MICA Praxistest mit Schwimmprüfung

Gough Lui vom Elektronik-Distributor element14 hat das MICA Industrial IoT Kit einem Praxistest unterzogen, der es in sich hat. Vorab sei soviel gesagt: MICA kann nicht schwimmen, aber lange tauchen.

Zweieinhalb Wochen lang musste das Setup bestehend aus MICA USB und Bosch CISS Sensor der Witterung mit Temperaturunterschieden von mehr als 30° ausharren, inklusive Morgentau und praller Mittagssonne. Detaillierte Auskunft über die vorherrschenden Witterungsverhältnisse während des Testverlaufs gibt das Node-RED Dashboard, dass die vom CISS Sensor gemessenen Werte wie Temperatur, Feuchtigkeit Druck und Helligkeit in einer Zeitverlaufskurve visualisiert. Power kommt von einer Autobatterie, aber nur wenn die 15 Watt Solarpanele nicht liefern kann.

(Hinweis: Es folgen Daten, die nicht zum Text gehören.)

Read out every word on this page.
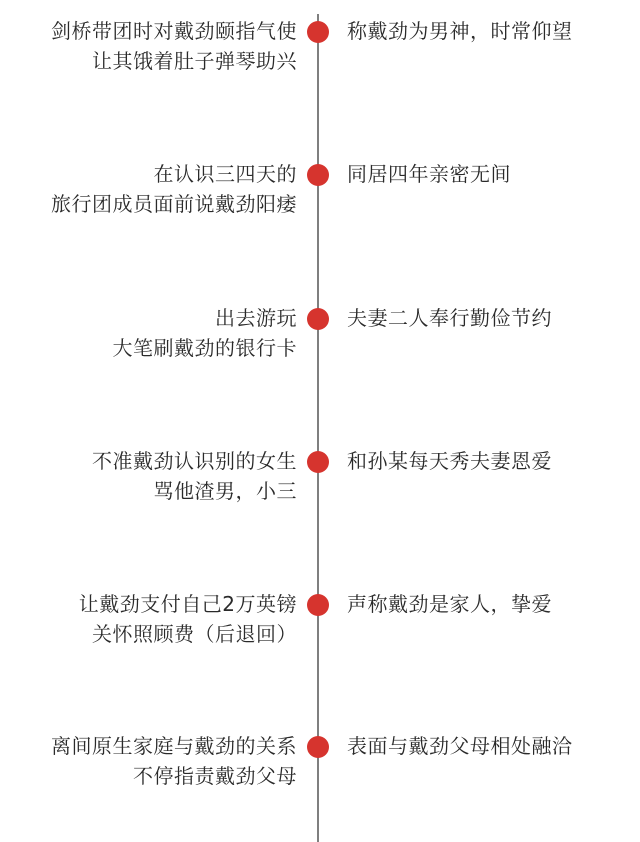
剑桥带团时对戴劲颐指气使
让其饿着肚子弹琴助兴
称戴劲为男神，时常仰望
在认识三四天的
旅行团成员面前说戴劲阳痿
同居四年亲密无间
出去游玩
大笔刷戴劲的银行卡
夫妻二人奉行勤俭节约
不准戴劲认识别的女生
骂他渣男，小三
和孙某每天秀夫妻恩爱
让戴劲支付自己2万英镑
关怀照顾费（后退回）
声称戴劲是家人，挚爱
离间原生家庭与戴劲的关系
不停指责戴劲父母
表面与戴劲父母相处融洽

Finale Prüfung: Kann MICA Schwimmen?

Als finale Praxis-Prüfung wurde die MICA einem Schwimmtest unterzogen. Dafür genügte eine einfache Plastikwanne gefüllt mit Wasser. Ein schneller Check der PushPull USB und M12 Steckverbinder und schon folgt der „Sprung“ ins kalte Wasser. Das Ergebnis: MICA kann zwar nicht schwimmen aber über eine Stunde unter Wasser einwandfrei Daten liefern. Prüfung bestanden!

In einem zweiten Test demonstriert Gough neben der Funktionalität der GPIO Schnittstelle den Betrieb der MICA im höheren Temperaturbereich bis knapp an die zulässige 75° C Grenze. Auch hier zeigt MICA dass sie „zum Überleben gemacht“ ist.